Entretanto, cabia à minha avó Aurora a parte religiosa da data. Lembro-me bem que meu pai, João Maria, ou o Paraguai, como era conhecido, só ia à missa uma vez por ano. Nunca faltou à missa de Páscoa. Embora tenha sido estudado por muito tempo em seminários e colégios católicos, ele nunca aceitou o fato das celebrações deixarem de ser no latim. Ele era muito conservador.
NA CASA DOS AVÓS MATERNOS
Todavia, em alguns anos, a Páscoa era na casa dos meus avós maternos. Vovô Victor e vovó Leonídia moravam no Mato Branco. Acho que era interior de Chopinzinho. Havia um armazém enorme do meu avô. Mangueiras com gado, cavalos e outros animais atraíam a mim e meus irmãos. Mas eram as cabras o meu sufoco.
Vovó Leonídia era índia mestiça, bugre como diziam, muito brava. Entretanto, eram as minhas tias, as irmãs da minha mãe diziam que se não fôssemos obedientes, em vez de ovos, os ninhos estariam cheios de ‘bolinhos’ de cabra.
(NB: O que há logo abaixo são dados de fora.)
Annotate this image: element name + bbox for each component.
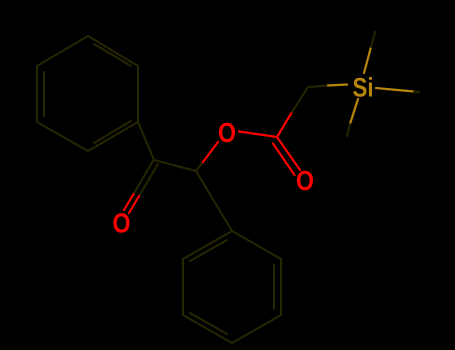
ring 2 inner double bond bottom-left edge bbox=[190, 313, 227, 334]
ring 1 inner double bond top-right edge bbox=[94, 44, 131, 66]
Si methyl right bond olive tip bbox=[414, 91, 419, 94]
Si methyl right bond goldenrod part bbox=[376, 88, 414, 92]
bond C2 to CH2 olive half bbox=[292, 87, 308, 112]
ester C2=O double bond line A red bbox=[277, 137, 300, 170]
benzene ring 2 (lower phenyl) outline bbox=[183, 231, 281, 343]
Si methyl down bond olive tip bbox=[347, 124, 350, 136]
svg-text:O: O bbox=[296, 165, 314, 196]
bond ring1 to ketone carbon C1 bbox=[138, 122, 154, 160]
bond CH to ester O red half bbox=[203, 142, 218, 162]
svg-text:Si: Si bbox=[353, 72, 374, 102]
ring 1 inner double bond bottom-right edge bbox=[94, 121, 131, 143]
bond CH2 to Si goldenrod half bbox=[328, 85, 347, 86]
ketone C1=O double bond line A red half bbox=[124, 194, 134, 210]
bond CH to benzene ring 2 bbox=[196, 171, 232, 231]
ester C2=O double bond line B red bbox=[273, 144, 295, 176]
Si methyl up bond olive tip bbox=[371, 32, 375, 47]
bond C1 to CH stereocenter bbox=[154, 160, 196, 171]
ketone C1=O double bond line A olive half bbox=[134, 161, 154, 194]
bond ester O to carbonyl C2 red bbox=[239, 132, 277, 138]
ring 2 inner double bond top-left edge bbox=[190, 240, 227, 261]
bond C2 to CH2 red half bbox=[277, 112, 292, 137]
Si methyl down bond goldenrod part bbox=[350, 99, 358, 124]
ketone C1=O double bond line B olive half bbox=[139, 164, 158, 196]
benzene ring 1 (phenyl on ketone) outline bbox=[37, 36, 138, 151]
bond CH to ester O olive half bbox=[196, 162, 203, 171]
ring 2 inner double bond right edge bbox=[273, 265, 275, 309]
Si methyl up bond goldenrod part bbox=[364, 47, 371, 73]
ketone C1=O double bond line B red half bbox=[129, 196, 139, 213]
ring 1 inner double bond left edge bbox=[43, 72, 45, 116]
bond CH2 to Si olive half bbox=[308, 86, 328, 88]
svg-text:O: O bbox=[218, 117, 236, 148]
svg-text:O: O bbox=[113, 208, 131, 239]
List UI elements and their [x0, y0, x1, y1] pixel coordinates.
E a vara de marmelo colhida na Sexta-Feira Santa para ‘tirar a aleluia’ de quem havia sido desobediente? Só de pensar naquela varinha fina estalando nas pernas já dava vontade de sair correndo.
Enfim, chegava o tão esperado domingo de Páscoa. E lá saíamos nós, ainda de pijama, correndo em busca dos ovos de chocolate. É claro que nunca nos deparamos com ‘bolinhas’ de cabras e nem com o tilintar das varinhas de marmelo.
O PASSAR DOS ANOS
O tempo passou e bem que tentei repassar isso aos meus filhos. Até alguns anos, consegui, junto com o Orlando, preparar os ninhos com o Diego, a Luana e por um ano com o Juan. Depois, os ninhos prontos, sofisticados perto daqueles da minha infância, tomaram conta das prateleiras. O renascer pregado pelo cristianismo também divide espaço com outras crenças, algumas delas, pagãs. Mas, enfim….
Hoje, agora com o meus netos, as patinhas pintadas no chão, os ninhos, a magia da imaginação já não existem mais. Já não há mais cartolinas, nem papéis picados e coloridos. Toda essa fantasia ficou apenas na lembrança. Que pena!